If you think that you or a loved one might qualify for benefits, the next step would be to enlist the service and advice of an experienced Veterans Administration Accredited attorney who understands the Pension Benefit, as well as Medicaid planning rules and other estate planning issues. Advisors such as a VA accredited attorney and a knowledgeable, experienced financial planner can help veteran households rearrange assets, make legally effective transfers, and assist with other estate planning needs in order to qualify a veteran household for a pension benefit. It is extremely important that you involve an attorney who has experience with Medicaid planning if you plan on moving or otherwise rearranging assets in order to qualify for the Veteran’s Pension Benefit. There is a high probability that the veteran, the spouse, or the surviving spouse of a veteran household may need nursing home care in the future. Such care is very expensive and the individual’s income plus the veterans benefit rarely pay for the cost of a nursing home. This means the veteran may have to rely on Medicaid to cover the deficit. Assets reallocated to qualify for VA benefits could create penalties for Medicaid eligibility, underscoring the importance of planning for the possibility of having to apply for Medicaid in the future.

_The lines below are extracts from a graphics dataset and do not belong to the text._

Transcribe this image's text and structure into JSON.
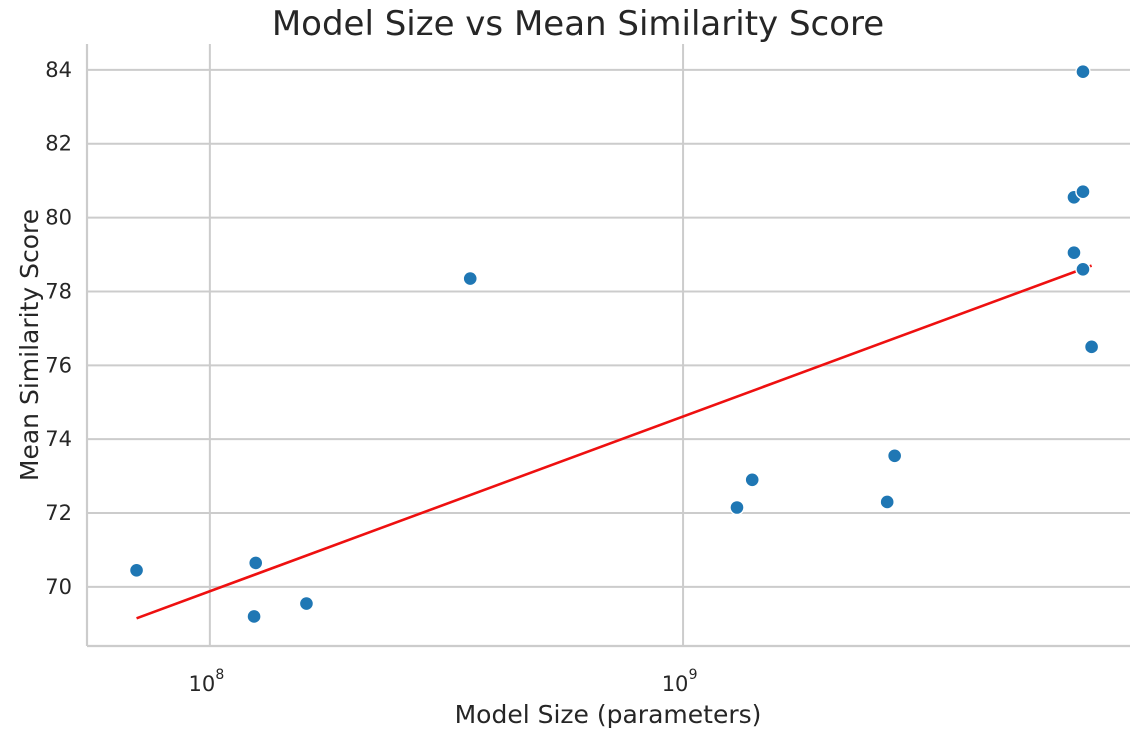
{
  "chart_data": {
    "type": "scatter",
    "title": "Model Size vs Mean Similarity Score",
    "xlabel": "Model Size (parameters)",
    "ylabel": "Mean Similarity Score",
    "xscale": "log",
    "xlim": [
      55000000,
      8800000000
    ],
    "ylim": [
      68.4,
      84.7
    ],
    "x_ticks": [
      {
        "value": 100000000,
        "base": "10",
        "exponent": "8"
      },
      {
        "value": 1000000000,
        "base": "10",
        "exponent": "9"
      }
    ],
    "y_ticks": [
      70,
      72,
      74,
      76,
      78,
      80,
      82,
      84
    ],
    "grid": true,
    "point_color": "#1f77b4",
    "trend_color": "#ee1010",
    "points": [
      {
        "x": 70000000,
        "y": 70.45
      },
      {
        "x": 125000000,
        "y": 70.65
      },
      {
        "x": 124000000,
        "y": 69.2
      },
      {
        "x": 160000000,
        "y": 69.55
      },
      {
        "x": 355000000,
        "y": 78.35
      },
      {
        "x": 1300000000,
        "y": 72.15
      },
      {
        "x": 1400000000,
        "y": 72.9
      },
      {
        "x": 2700000000,
        "y": 72.3
      },
      {
        "x": 2800000000,
        "y": 73.55
      },
      {
        "x": 6700000000,
        "y": 80.55
      },
      {
        "x": 7000000000,
        "y": 80.7
      },
      {
        "x": 6700000000,
        "y": 79.05
      },
      {
        "x": 7000000000,
        "y": 78.6
      },
      {
        "x": 7000000000,
        "y": 83.95
      },
      {
        "x": 7300000000,
        "y": 76.5
      }
    ],
    "trendline": [
      {
        "x": 70000000,
        "y": 69.15
      },
      {
        "x": 7300000000,
        "y": 78.7
      }
    ]
  }
}
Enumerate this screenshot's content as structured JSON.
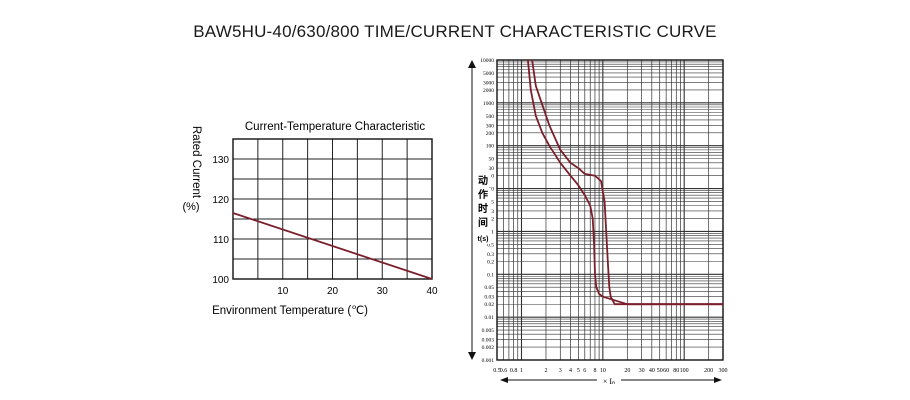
{
  "title": "BAW5HU-40/630/800 TIME/CURRENT CHARACTERISTIC CURVE",
  "chart_data": [
    {
      "type": "line",
      "title": "Current-Temperature Characteristic",
      "xlabel": "Environment Temperature (℃)",
      "ylabel": "Rated Current",
      "ylabel_unit": "(%)",
      "xlim": [
        0,
        40
      ],
      "ylim": [
        100,
        135
      ],
      "x_ticks": [
        10,
        20,
        30,
        40
      ],
      "y_ticks": [
        100,
        110,
        120,
        130
      ],
      "grid": true,
      "line_color": "#7a1f2b",
      "series": [
        {
          "x": [
            0,
            40
          ],
          "y": [
            116.5,
            100
          ]
        }
      ]
    },
    {
      "type": "line",
      "xlabel": "× Iₙ",
      "ylabel": "动作时间 t(s)",
      "ylabel_chars": [
        "动",
        "作",
        "时",
        "间",
        "t(s)"
      ],
      "xscale": "log",
      "yscale": "log",
      "xlim": [
        0.5,
        300
      ],
      "ylim": [
        0.001,
        10000
      ],
      "x_tick_labels": [
        "0.5",
        "0.6",
        "0.8",
        "1",
        "2",
        "3",
        "4",
        "5",
        "6",
        "8",
        "10",
        "20",
        "30",
        "40",
        "50",
        "60",
        "80",
        "100",
        "200",
        "300"
      ],
      "y_tick_labels": [
        "10000",
        "5000",
        "3000",
        "2000",
        "1000",
        "500",
        "300",
        "200",
        "100",
        "50",
        "30",
        "20",
        "10",
        "5",
        "3",
        "2",
        "1",
        "0.5",
        "0.3",
        "0.2",
        "0.1",
        "0.05",
        "0.03",
        "0.02",
        "0.01",
        "0.005",
        "0.003",
        "0.002",
        "0.001"
      ],
      "grid": true,
      "line_color": "#7a1f2b",
      "series": [
        {
          "x": [
            1.2,
            1.3,
            1.5,
            1.8,
            2.2,
            3,
            4,
            5,
            6,
            7,
            7.5,
            7.8,
            8,
            8.3,
            9,
            10,
            20,
            50,
            100,
            300
          ],
          "y": [
            10000,
            2000,
            500,
            200,
            100,
            40,
            20,
            12,
            7,
            4,
            2,
            0.5,
            0.1,
            0.05,
            0.035,
            0.03,
            0.02,
            0.02,
            0.02,
            0.02
          ]
        },
        {
          "x": [
            1.35,
            1.5,
            1.8,
            2.2,
            3,
            4,
            5,
            6,
            8,
            9.5,
            10.5,
            11,
            11.5,
            12,
            12.5,
            14,
            20,
            50,
            100,
            300
          ],
          "y": [
            10000,
            2500,
            900,
            300,
            80,
            40,
            30,
            22,
            20,
            15,
            5,
            1,
            0.2,
            0.05,
            0.03,
            0.02,
            0.02,
            0.02,
            0.02,
            0.02
          ]
        }
      ]
    }
  ]
}
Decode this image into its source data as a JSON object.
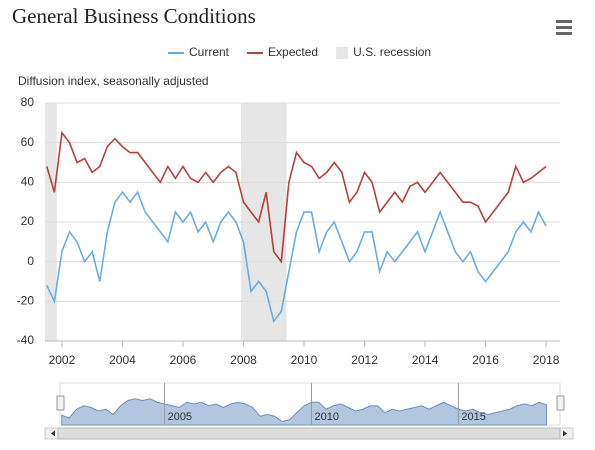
{
  "chart_data": {
    "type": "line",
    "title": "General Business Conditions",
    "subtitle": "Diffusion index, seasonally adjusted",
    "x": [
      2001.5,
      2001.75,
      2002,
      2002.25,
      2002.5,
      2002.75,
      2003,
      2003.25,
      2003.5,
      2003.75,
      2004,
      2004.25,
      2004.5,
      2004.75,
      2005,
      2005.25,
      2005.5,
      2005.75,
      2006,
      2006.25,
      2006.5,
      2006.75,
      2007,
      2007.25,
      2007.5,
      2007.75,
      2008,
      2008.25,
      2008.5,
      2008.75,
      2009,
      2009.25,
      2009.5,
      2009.75,
      2010,
      2010.25,
      2010.5,
      2010.75,
      2011,
      2011.25,
      2011.5,
      2011.75,
      2012,
      2012.25,
      2012.5,
      2012.75,
      2013,
      2013.25,
      2013.5,
      2013.75,
      2014,
      2014.25,
      2014.5,
      2014.75,
      2015,
      2015.25,
      2015.5,
      2015.75,
      2016,
      2016.25,
      2016.5,
      2016.75,
      2017,
      2017.25,
      2017.5,
      2017.75,
      2018
    ],
    "series": [
      {
        "name": "Current",
        "color": "#6aaee0",
        "values": [
          -12,
          -20,
          5,
          15,
          10,
          0,
          5,
          -10,
          15,
          30,
          35,
          30,
          35,
          25,
          20,
          15,
          10,
          25,
          20,
          25,
          15,
          20,
          10,
          20,
          25,
          20,
          10,
          -15,
          -10,
          -15,
          -30,
          -25,
          -5,
          15,
          25,
          25,
          5,
          15,
          20,
          10,
          0,
          5,
          15,
          15,
          -5,
          5,
          0,
          5,
          10,
          15,
          5,
          15,
          25,
          15,
          5,
          0,
          5,
          -5,
          -10,
          -5,
          0,
          5,
          15,
          20,
          15,
          25,
          18
        ]
      },
      {
        "name": "Expected",
        "color": "#b5413f",
        "values": [
          48,
          35,
          65,
          60,
          50,
          52,
          45,
          48,
          58,
          62,
          58,
          55,
          55,
          50,
          45,
          40,
          48,
          42,
          48,
          42,
          40,
          45,
          40,
          45,
          48,
          45,
          30,
          25,
          20,
          35,
          5,
          0,
          40,
          55,
          50,
          48,
          42,
          45,
          50,
          45,
          30,
          35,
          45,
          40,
          25,
          30,
          35,
          30,
          38,
          40,
          35,
          40,
          45,
          40,
          35,
          30,
          30,
          28,
          20,
          25,
          30,
          35,
          48,
          40,
          42,
          45,
          48
        ]
      }
    ],
    "recessions": {
      "name": "U.S. recession",
      "color": "#e6e6e6",
      "ranges": [
        [
          2001.25,
          2001.83
        ],
        [
          2007.92,
          2009.42
        ]
      ]
    },
    "xlim": [
      2001.44,
      2018.46
    ],
    "ylim": [
      -40,
      80
    ],
    "xticks": [
      2002,
      2004,
      2006,
      2008,
      2010,
      2012,
      2014,
      2016,
      2018
    ],
    "yticks": [
      -40,
      -20,
      0,
      20,
      40,
      60,
      80
    ],
    "grid": true,
    "navigator": {
      "labels": [
        "2005",
        "2010",
        "2015"
      ],
      "ticks": [
        2005,
        2010,
        2015
      ]
    }
  }
}
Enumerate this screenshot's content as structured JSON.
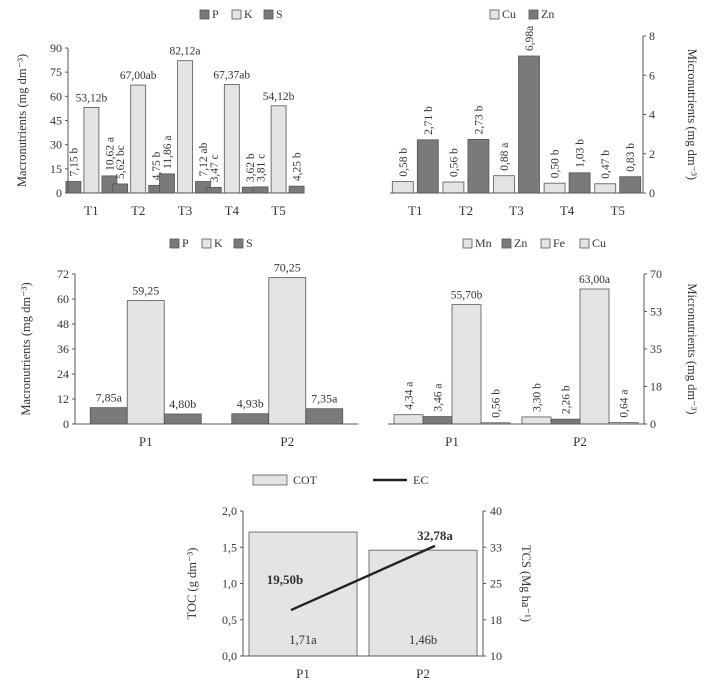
{
  "colors": {
    "dark": "#7a7a7a",
    "light": "#e4e4e4",
    "mid": "#9a9a9a",
    "stroke": "#555555",
    "line": "#222222"
  },
  "chart_data": [
    {
      "id": "A",
      "type": "bar",
      "categories": [
        "T1",
        "T2",
        "T3",
        "T4",
        "T5"
      ],
      "ylabel": "Macronutrients (mg dm⁻³)",
      "ylim": [
        0,
        90
      ],
      "yticks": [
        "0",
        "15",
        "30",
        "45",
        "60",
        "75",
        "90"
      ],
      "legend": [
        "P",
        "K",
        "S"
      ],
      "series": [
        {
          "name": "P",
          "values": [
            7.15,
            5.62,
            11.86,
            3.47,
            3.81
          ],
          "labels": [
            "7,15 b",
            "5,62 bc",
            "11,86 a",
            "3,47 c",
            "3,81 c"
          ]
        },
        {
          "name": "K",
          "values": [
            53.12,
            67.0,
            82.12,
            67.37,
            54.12
          ],
          "labels": [
            "53,12b",
            "67,00ab",
            "82,12a",
            "67,37ab",
            "54,12b"
          ]
        },
        {
          "name": "S",
          "values": [
            10.62,
            4.75,
            7.12,
            3.62,
            4.25
          ],
          "labels": [
            "10,62 a",
            "4,75 b",
            "7,12 ab",
            "3,62 b",
            "4,25 b"
          ]
        }
      ]
    },
    {
      "id": "B",
      "type": "bar",
      "categories": [
        "T1",
        "T2",
        "T3",
        "T4",
        "T5"
      ],
      "ylabel": "Micronutrients (mg dm⁻³)",
      "ylim": [
        0,
        8
      ],
      "yticks": [
        "0",
        "2",
        "4",
        "6",
        "8"
      ],
      "legend": [
        "Cu",
        "Zn"
      ],
      "series": [
        {
          "name": "Cu",
          "values": [
            0.58,
            0.56,
            0.88,
            0.5,
            0.47
          ],
          "labels": [
            "0,58 b",
            "0,56 b",
            "0,88 a",
            "0,50 b",
            "0,47 b"
          ]
        },
        {
          "name": "Zn",
          "values": [
            2.71,
            2.73,
            6.98,
            1.03,
            0.83
          ],
          "labels": [
            "2,71 b",
            "2,73 b",
            "6,98a",
            "1,03 b",
            "0,83 b"
          ]
        }
      ]
    },
    {
      "id": "C",
      "type": "bar",
      "categories": [
        "P1",
        "P2"
      ],
      "ylabel": "Macronutrients (mg dm⁻³)",
      "ylim": [
        0,
        72
      ],
      "yticks": [
        "0",
        "12",
        "24",
        "36",
        "48",
        "60",
        "72"
      ],
      "legend": [
        "P",
        "K",
        "S"
      ],
      "series": [
        {
          "name": "P",
          "values": [
            7.85,
            4.93
          ],
          "labels": [
            "7,85a",
            "4,93b"
          ]
        },
        {
          "name": "K",
          "values": [
            59.25,
            70.25
          ],
          "labels": [
            "59,25",
            "70,25"
          ]
        },
        {
          "name": "S",
          "values": [
            4.8,
            7.35
          ],
          "labels": [
            "4,80b",
            "7,35a"
          ]
        }
      ]
    },
    {
      "id": "D",
      "type": "bar",
      "categories": [
        "P1",
        "P2"
      ],
      "ylabel": "Micronutrients (mg dm⁻³)",
      "ylim": [
        0,
        70
      ],
      "yticks": [
        "0",
        "18",
        "35",
        "53",
        "70"
      ],
      "legend": [
        "Mn",
        "Zn",
        "Fe",
        "Cu"
      ],
      "series": [
        {
          "name": "Mn",
          "values": [
            4.34,
            3.3
          ],
          "labels": [
            "4,34 a",
            "3,30 b"
          ]
        },
        {
          "name": "Zn",
          "values": [
            3.46,
            2.26
          ],
          "labels": [
            "3,46 a",
            "2,26 b"
          ]
        },
        {
          "name": "Fe",
          "values": [
            55.7,
            63.0
          ],
          "labels": [
            "55,70b",
            "63,00a"
          ]
        },
        {
          "name": "Cu",
          "values": [
            0.56,
            0.64
          ],
          "labels": [
            "0,56 b",
            "0,64 a"
          ]
        }
      ]
    },
    {
      "id": "E",
      "type": "bar",
      "categories": [
        "P1",
        "P2"
      ],
      "ylabel": "TOC (g dm⁻³)",
      "ylim": [
        0,
        2
      ],
      "yticks": [
        "0,0",
        "0,5",
        "1,0",
        "1,5",
        "2,0"
      ],
      "y2label": "TCS (Mg ha⁻¹)",
      "y2lim": [
        10,
        40
      ],
      "y2ticks": [
        "10",
        "18",
        "25",
        "33",
        "40"
      ],
      "legend": [
        "COT",
        "EC"
      ],
      "bars": {
        "name": "COT",
        "values": [
          1.71,
          1.46
        ],
        "labels": [
          "1,71a",
          "1,46b"
        ]
      },
      "line": {
        "name": "EC",
        "values": [
          19.5,
          32.78
        ],
        "labels": [
          "19,50b",
          "32,78a"
        ]
      }
    }
  ]
}
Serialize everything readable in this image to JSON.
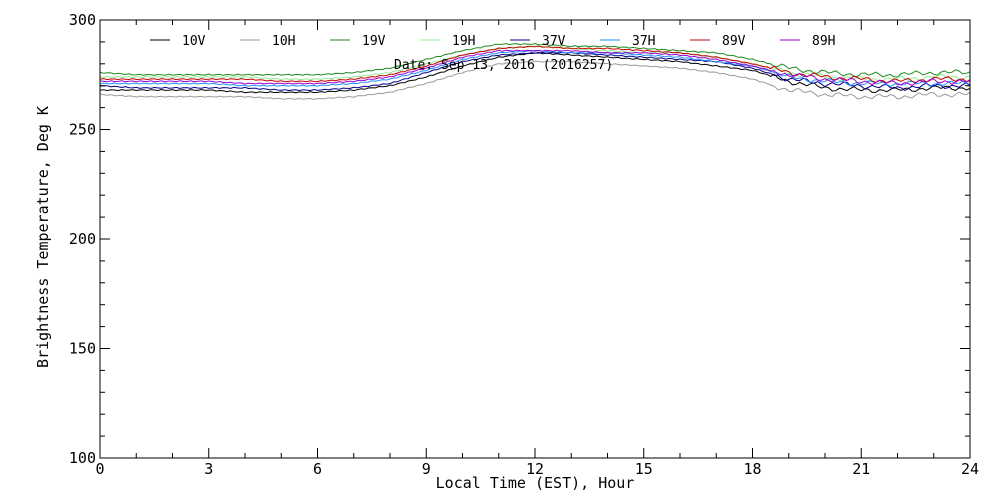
{
  "chart_data": {
    "type": "line",
    "xlabel": "Local Time (EST), Hour",
    "ylabel": "Brightness Temperature, Deg K",
    "annotation": "Date: Sep 13, 2016 (2016257)",
    "xlim": [
      0,
      24
    ],
    "ylim": [
      100,
      300
    ],
    "xticks": [
      0,
      3,
      6,
      9,
      12,
      15,
      18,
      21,
      24
    ],
    "yticks": [
      100,
      150,
      200,
      250,
      300
    ],
    "grid": false,
    "legend_position": "top",
    "x": [
      0,
      1,
      2,
      3,
      4,
      5,
      6,
      7,
      8,
      9,
      10,
      11,
      12,
      13,
      14,
      15,
      16,
      17,
      18,
      19,
      20,
      21,
      22,
      23,
      24
    ],
    "series": [
      {
        "name": "10V",
        "color": "#000000",
        "values": [
          268,
          268,
          268,
          268,
          267,
          267,
          267,
          268,
          270,
          274,
          279,
          283,
          285,
          284,
          283,
          282,
          281,
          279,
          277,
          272,
          269,
          268,
          268,
          269,
          269
        ]
      },
      {
        "name": "10H",
        "color": "#9a9a9a",
        "values": [
          266,
          265,
          265,
          265,
          265,
          264,
          264,
          265,
          267,
          271,
          276,
          280,
          281,
          281,
          280,
          279,
          278,
          276,
          273,
          268,
          266,
          265,
          265,
          266,
          266
        ]
      },
      {
        "name": "19V",
        "color": "#1f8a1f",
        "values": [
          276,
          275,
          275,
          275,
          275,
          275,
          275,
          276,
          278,
          282,
          286,
          289,
          289,
          288,
          288,
          287,
          286,
          285,
          282,
          278,
          276,
          275,
          275,
          276,
          276
        ]
      },
      {
        "name": "19H",
        "color": "#90ee90",
        "values": [
          274,
          274,
          274,
          274,
          274,
          273,
          273,
          274,
          276,
          280,
          284,
          287,
          288,
          287,
          286,
          285,
          285,
          283,
          280,
          276,
          274,
          273,
          273,
          274,
          274
        ]
      },
      {
        "name": "37V",
        "color": "#00008b",
        "values": [
          270,
          269,
          269,
          269,
          269,
          268,
          268,
          269,
          271,
          276,
          281,
          284,
          285,
          285,
          284,
          283,
          282,
          281,
          278,
          273,
          271,
          270,
          269,
          270,
          270
        ]
      },
      {
        "name": "37H",
        "color": "#1e90ff",
        "values": [
          271,
          271,
          271,
          271,
          270,
          270,
          270,
          271,
          273,
          277,
          282,
          285,
          286,
          285,
          285,
          284,
          283,
          281,
          279,
          274,
          272,
          271,
          271,
          271,
          271
        ]
      },
      {
        "name": "89V",
        "color": "#cc0000",
        "values": [
          273,
          273,
          273,
          273,
          273,
          272,
          272,
          273,
          275,
          279,
          284,
          287,
          288,
          287,
          287,
          286,
          285,
          283,
          280,
          276,
          274,
          273,
          272,
          273,
          273
        ]
      },
      {
        "name": "89H",
        "color": "#9b00d3",
        "values": [
          272,
          272,
          272,
          272,
          271,
          271,
          271,
          272,
          274,
          278,
          283,
          286,
          286,
          286,
          285,
          285,
          284,
          282,
          279,
          275,
          273,
          272,
          271,
          272,
          272
        ]
      }
    ]
  }
}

In addition to the Aid and Attendance Benefit, the VA in its various facilities around the country will provide nursing home care the qualifying veterans. However, the number of beds are very limited. The VA provides service-connected disability ratings that range from 10% to 100%. Those veterans who are 100% disabled because of the service-connected injury or illness will receive priority for admission with priority moving down the rating scale. In addition to the beds available in VA operated facilities in some states the VA has contracted with other nursing homes to make beds available to qualifying veterans.